49Le système logistique étatsunien, et ses évolutions pendant les crises de 2020 à 2022, montre tout à la fois sa force, correspondante à la puissance économique et commerciale de l’économie américaine, et sa capacité de résilience. Les équilibres (hiérarchies portuaire et aéroportuaire par exemple) qui se dessinent au début de l’année 2023 ne bouleversent pas les situations acquises. La mise en perspective du système logistique d’Amazon par rapport aux grands principes d’organisation du système de transport étatsunien apporte une connaissance fine de sa structuration spatiale et les diverses formes de cette structuration. À partir du cas d’étude d’Amazon, on comprend à quel point l’empreinte spatiale du e-commerce s’inscrit dans la géographie existante et la manière dont ce système a subi puis absorbé les différentes crises successives qui ont émaillé la période récente de 2020 à 2022. Le système logistique Amazon
50À partir de l’analyse du système logistique d’Amazon, on comprend à quel point l’empreinte spatiale du e-commerce est forte et on peut confirmer quelques-uns des grands processus qui touchent le secteur du e-commerce : 1) la spécialisation des installations logistiques supportant la stratégie d’intégration verticale de l’entreprise ; 2) la diversification des installations à la fois par la taille de l’entrepôt et par ses caractéristiques de localisation ; 3) la dualisation des marchés logistiques et du secteur de l’entreposage avec d’un côté les plus grands entrepôts périphériques (fulfillment centers, inbound cross-dock, regional sortation centers) et de l’autre les espaces logistiques urbains de dimension intermédiaire ou de petite dimension (last mile delivery stations, Prime Now hubs). Par ailleurs, cette recherche sur Amazon illustre l’engagement d’un processus de prise de contrôle sur les différents maillons de la chaîne logistique globale permettant de contrôler les flux et les routes de distribution et de moins dépendre de transporteurs ou de chargeurs tiers notamment pour les opérations de longue et de moyenne distances.

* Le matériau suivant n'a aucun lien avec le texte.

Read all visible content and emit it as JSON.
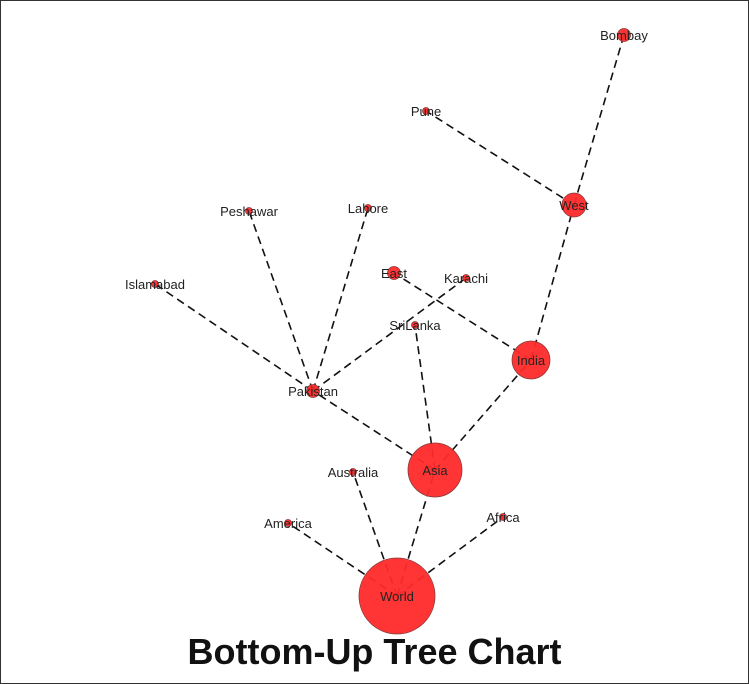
{
  "chart_data": {
    "type": "tree",
    "title": "Bottom-Up Tree Chart",
    "node_color": "#ff2a2a",
    "edge_style": "dashed",
    "edge_color": "#111111",
    "nodes": [
      {
        "id": "world",
        "label": "World",
        "size": 6
      },
      {
        "id": "asia",
        "label": "Asia",
        "size": 4
      },
      {
        "id": "india",
        "label": "India",
        "size": 3
      },
      {
        "id": "west",
        "label": "West",
        "size": 2
      },
      {
        "id": "pakistan",
        "label": "Pakistan",
        "size": 1
      },
      {
        "id": "bombay",
        "label": "Bombay",
        "size": 1
      },
      {
        "id": "pune",
        "label": "Pune",
        "size": 0
      },
      {
        "id": "east",
        "label": "East",
        "size": 1
      },
      {
        "id": "srilanka",
        "label": "SriLanka",
        "size": 0
      },
      {
        "id": "karachi",
        "label": "Karachi",
        "size": 0
      },
      {
        "id": "lahore",
        "label": "Lahore",
        "size": 0
      },
      {
        "id": "peshawar",
        "label": "Peshawar",
        "size": 0
      },
      {
        "id": "islamabad",
        "label": "Islamabad",
        "size": 0
      },
      {
        "id": "australia",
        "label": "Australia",
        "size": 0
      },
      {
        "id": "america",
        "label": "America",
        "size": 0
      },
      {
        "id": "africa",
        "label": "Africa",
        "size": 0
      }
    ],
    "edges": [
      [
        "world",
        "asia"
      ],
      [
        "world",
        "australia"
      ],
      [
        "world",
        "america"
      ],
      [
        "world",
        "africa"
      ],
      [
        "asia",
        "india"
      ],
      [
        "asia",
        "pakistan"
      ],
      [
        "asia",
        "srilanka"
      ],
      [
        "india",
        "west"
      ],
      [
        "india",
        "east"
      ],
      [
        "west",
        "bombay"
      ],
      [
        "west",
        "pune"
      ],
      [
        "pakistan",
        "karachi"
      ],
      [
        "pakistan",
        "lahore"
      ],
      [
        "pakistan",
        "peshawar"
      ],
      [
        "pakistan",
        "islamabad"
      ]
    ]
  }
}
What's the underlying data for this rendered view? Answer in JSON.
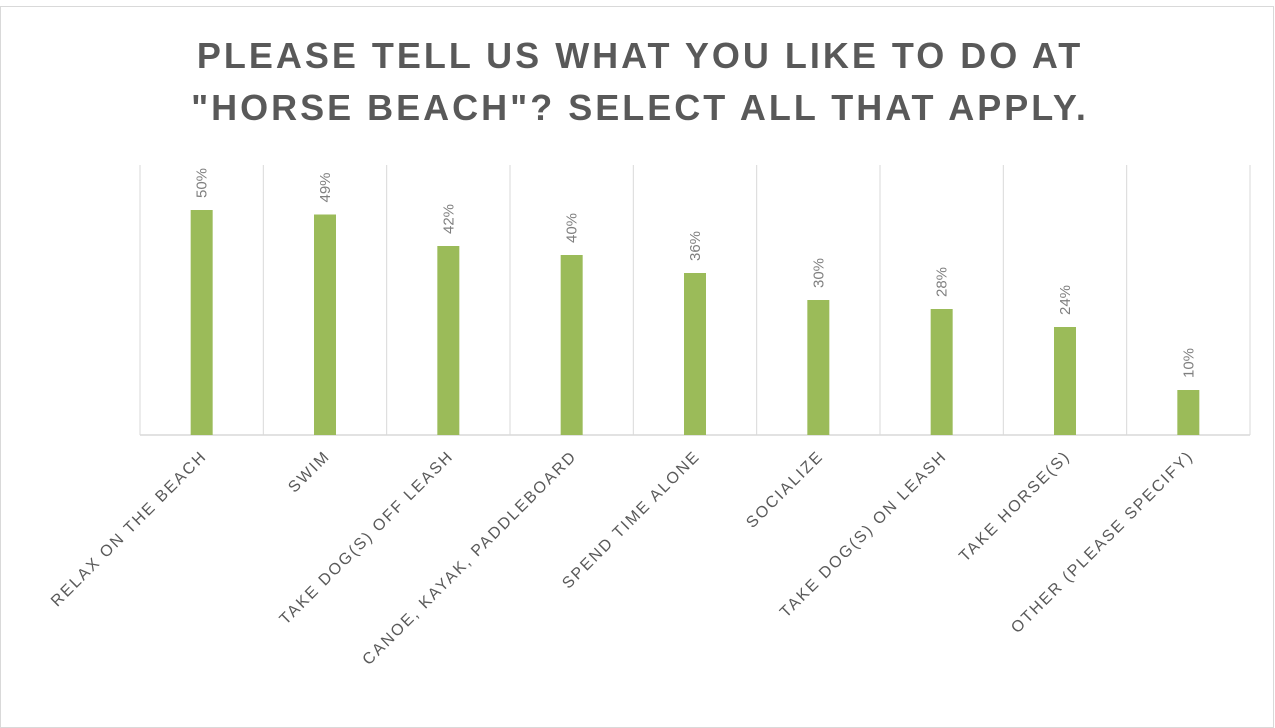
{
  "chart_data": {
    "type": "bar",
    "title": "PLEASE TELL US WHAT YOU LIKE TO DO AT \"HORSE BEACH\"? SELECT ALL THAT APPLY.",
    "categories": [
      "RELAX ON THE BEACH",
      "SWIM",
      "TAKE DOG(S) OFF LEASH",
      "CANOE, KAYAK, PADDLEBOARD",
      "SPEND TIME ALONE",
      "SOCIALIZE",
      "TAKE DOG(S) ON LEASH",
      "TAKE HORSE(S)",
      "OTHER (PLEASE SPECIFY)"
    ],
    "values": [
      50,
      49,
      42,
      40,
      36,
      30,
      28,
      24,
      10
    ],
    "value_labels": [
      "50%",
      "49%",
      "42%",
      "40%",
      "36%",
      "30%",
      "28%",
      "24%",
      "10%"
    ],
    "color": "#9bbb59",
    "ylim": [
      0,
      60
    ]
  }
}
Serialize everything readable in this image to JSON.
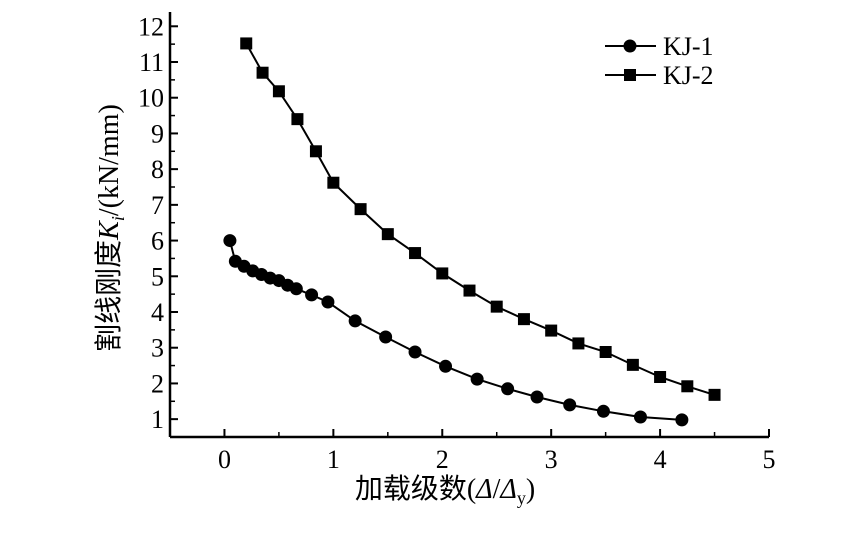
{
  "chart_data": {
    "type": "line",
    "xlabel": {
      "prefix": "加载级数(",
      "var1": "Δ",
      "slash": "/",
      "var2": "Δ",
      "sub": "y",
      "suffix": ")"
    },
    "ylabel": {
      "prefix": "割线刚度",
      "var": "K",
      "sub": "i",
      "suffix": "/(kN/mm)"
    },
    "xlim": [
      -0.5,
      5
    ],
    "ylim": [
      0.5,
      12.4
    ],
    "xticks": [
      0,
      1,
      2,
      3,
      4,
      5
    ],
    "yticks": [
      1,
      2,
      3,
      4,
      5,
      6,
      7,
      8,
      9,
      10,
      11,
      12
    ],
    "xtick_labels": [
      "0",
      "1",
      "2",
      "3",
      "4",
      "5"
    ],
    "ytick_labels": [
      "1",
      "2",
      "3",
      "4",
      "5",
      "6",
      "7",
      "8",
      "9",
      "10",
      "11",
      "12"
    ],
    "legend_position": "top-right",
    "series": [
      {
        "name": "KJ-1",
        "marker": "circle",
        "color": "#000000",
        "x": [
          0.05,
          0.1,
          0.18,
          0.26,
          0.34,
          0.42,
          0.5,
          0.58,
          0.66,
          0.8,
          0.95,
          1.2,
          1.48,
          1.75,
          2.03,
          2.32,
          2.6,
          2.87,
          3.17,
          3.48,
          3.82,
          4.2
        ],
        "y": [
          6.0,
          5.42,
          5.28,
          5.15,
          5.05,
          4.95,
          4.88,
          4.75,
          4.65,
          4.48,
          4.28,
          3.75,
          3.3,
          2.88,
          2.48,
          2.12,
          1.85,
          1.62,
          1.4,
          1.22,
          1.06,
          0.98
        ]
      },
      {
        "name": "KJ-2",
        "marker": "square",
        "color": "#000000",
        "x": [
          0.2,
          0.35,
          0.5,
          0.67,
          0.84,
          1.0,
          1.25,
          1.5,
          1.75,
          2.0,
          2.25,
          2.5,
          2.75,
          3.0,
          3.25,
          3.5,
          3.75,
          4.0,
          4.25,
          4.5
        ],
        "y": [
          11.52,
          10.7,
          10.18,
          9.4,
          8.5,
          7.62,
          6.88,
          6.18,
          5.65,
          5.08,
          4.6,
          4.15,
          3.8,
          3.48,
          3.12,
          2.88,
          2.52,
          2.18,
          1.92,
          1.68
        ]
      }
    ]
  }
}
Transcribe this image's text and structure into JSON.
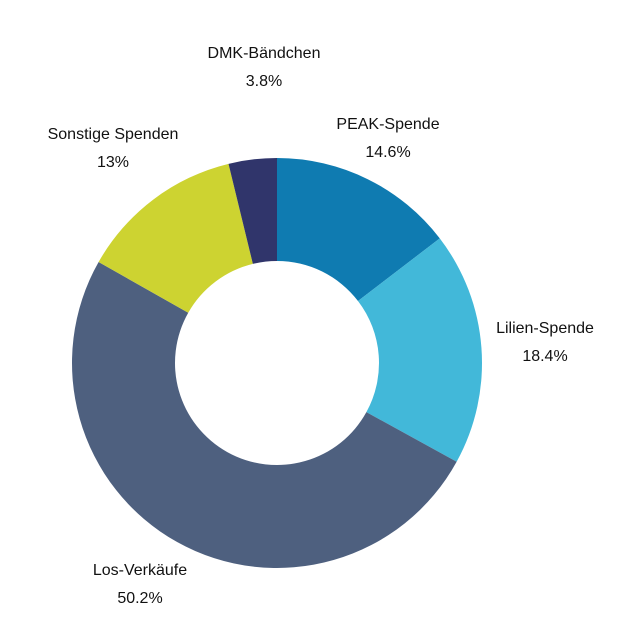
{
  "chart_data": {
    "type": "pie",
    "donut": true,
    "title": "",
    "legend": "none",
    "slices": [
      {
        "label": "PEAK-Spende",
        "value": 14.6,
        "value_label": "14.6%",
        "color": "#0f7bb1"
      },
      {
        "label": "Lilien-Spende",
        "value": 18.4,
        "value_label": "18.4%",
        "color": "#42b8d9"
      },
      {
        "label": "Los-Verkäufe",
        "value": 50.2,
        "value_label": "50.2%",
        "color": "#4e607f"
      },
      {
        "label": "Sonstige Spenden",
        "value": 13,
        "value_label": "13%",
        "color": "#cdd331"
      },
      {
        "label": "DMK-Bändchen",
        "value": 3.8,
        "value_label": "3.8%",
        "color": "#30356b"
      }
    ]
  }
}
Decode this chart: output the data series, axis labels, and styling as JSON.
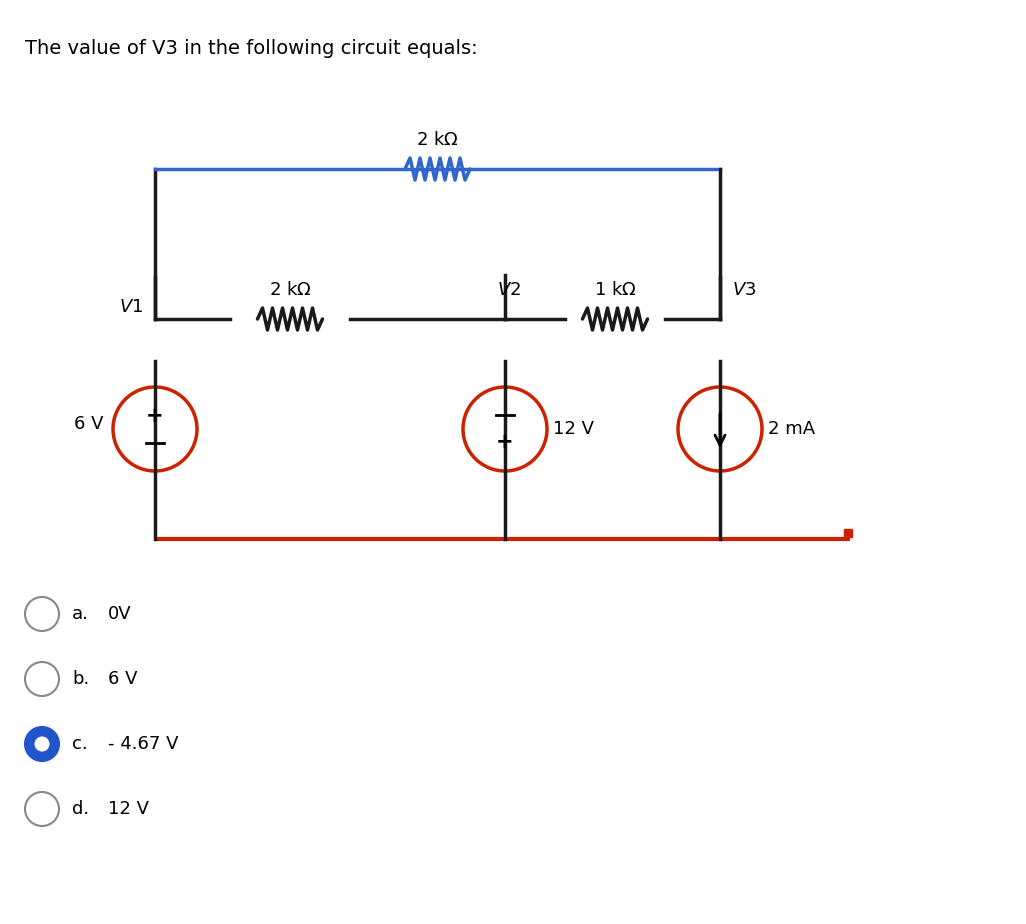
{
  "title": "The value of V3 in the following circuit equals:",
  "title_fontsize": 14,
  "background_color": "#ffffff",
  "circuit": {
    "wire_color_black": "#1a1a1a",
    "wire_color_blue": "#3366cc",
    "wire_color_red": "#cc2200",
    "wire_lw": 2.5
  },
  "options": [
    {
      "label": "a.",
      "text": "0V",
      "selected": false
    },
    {
      "label": "b.",
      "text": "6 V",
      "selected": false
    },
    {
      "label": "c.",
      "text": "- 4.67 V",
      "selected": true
    },
    {
      "label": "d.",
      "text": "12 V",
      "selected": false
    }
  ]
}
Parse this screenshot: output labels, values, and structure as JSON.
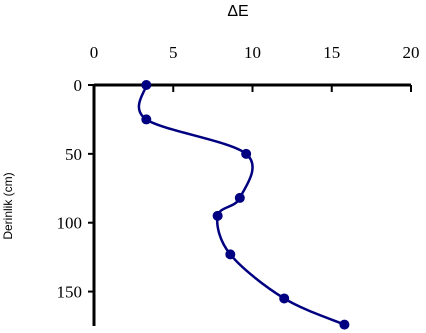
{
  "chart_data": {
    "type": "line",
    "title": "",
    "xlabel": "ΔE",
    "ylabel": "Derinlik (cm)",
    "x_axis_position": "top",
    "y_axis_inverted": true,
    "xlim": [
      0,
      20
    ],
    "ylim": [
      0,
      175
    ],
    "x_ticks": [
      0,
      5,
      10,
      15,
      20
    ],
    "y_ticks": [
      0,
      50,
      100,
      150
    ],
    "grid": false,
    "series": [
      {
        "color": "#000080",
        "marker": "circle",
        "smooth": true,
        "points": [
          {
            "x": 3.3,
            "y": 0
          },
          {
            "x": 3.3,
            "y": 25
          },
          {
            "x": 9.6,
            "y": 50
          },
          {
            "x": 9.2,
            "y": 82
          },
          {
            "x": 7.8,
            "y": 95
          },
          {
            "x": 8.6,
            "y": 123
          },
          {
            "x": 12.0,
            "y": 155
          },
          {
            "x": 15.8,
            "y": 174
          }
        ]
      }
    ]
  }
}
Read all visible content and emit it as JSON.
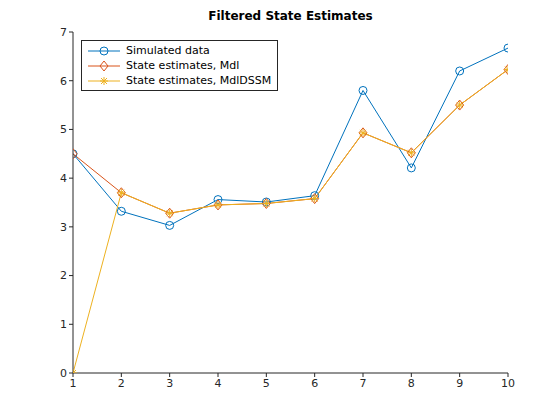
{
  "chart_data": {
    "type": "line",
    "title": "Filtered State Estimates",
    "x": [
      1,
      2,
      3,
      4,
      5,
      6,
      7,
      8,
      9,
      10
    ],
    "series": [
      {
        "name": "Simulated data",
        "color": "#0072bd",
        "marker": "circle",
        "values": [
          4.5,
          3.32,
          3.03,
          3.56,
          3.51,
          3.64,
          5.8,
          4.21,
          6.2,
          6.67
        ]
      },
      {
        "name": "State estimates, Mdl",
        "color": "#d95319",
        "marker": "diamond",
        "values": [
          4.5,
          3.7,
          3.28,
          3.45,
          3.48,
          3.58,
          4.93,
          4.52,
          5.5,
          6.23
        ]
      },
      {
        "name": "State estimates, MdlDSSM",
        "color": "#edb120",
        "marker": "star",
        "values": [
          0,
          3.7,
          3.28,
          3.45,
          3.48,
          3.58,
          4.93,
          4.52,
          5.5,
          6.23
        ]
      }
    ],
    "xlim": [
      1,
      10
    ],
    "xticks": [
      1,
      2,
      3,
      4,
      5,
      6,
      7,
      8,
      9,
      10
    ],
    "ylim": [
      0,
      7
    ],
    "yticks": [
      0,
      1,
      2,
      3,
      4,
      5,
      6,
      7
    ],
    "grid": false,
    "legend": "northwest"
  }
}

51L’analyse cartographique permet d’identifier plusieurs logiques spatiales à l’implantation et à l’extension du système logistique d’Amazon. D’abord, une double logique spatiale concomitante de maillage et de concentration des entrepôts logistiques se met en place avec à la fois le développement de grappes d’entrepôts autour d’infrastructures de transport d’importance (échangeurs autoroutiers, aéroports régionaux ou internationaux, ports, réseau ferroviaire de fret) et la constitution d’un maillage plus ou moins fin d’entrepôts, en particulier d’espaces logistiques urbains. Ensuite, une double logique spatiale se déploie à la fois tournée vers les périphéries des aires métropolitaines et vers les centres urbains denses. Ce travail confirme l’émergence d’un marché de l’immobilier logistique dual avec d’un côté des entrepôts périurbains voire exurbanisés de grande taille qui structurent les chaînes logistiques aux échelles internationale, nationale et régionale [Heitz & al. 2017] et d’un autre côté des entrepôts urbains ou ELU (espaces logistiques urbains) de petite taille destinés à la desserte des aires métropolitaines et au chaînon du dernier kilomètre et des livraisons finales, en particulier pour le e-commerce [Dablanc 2019].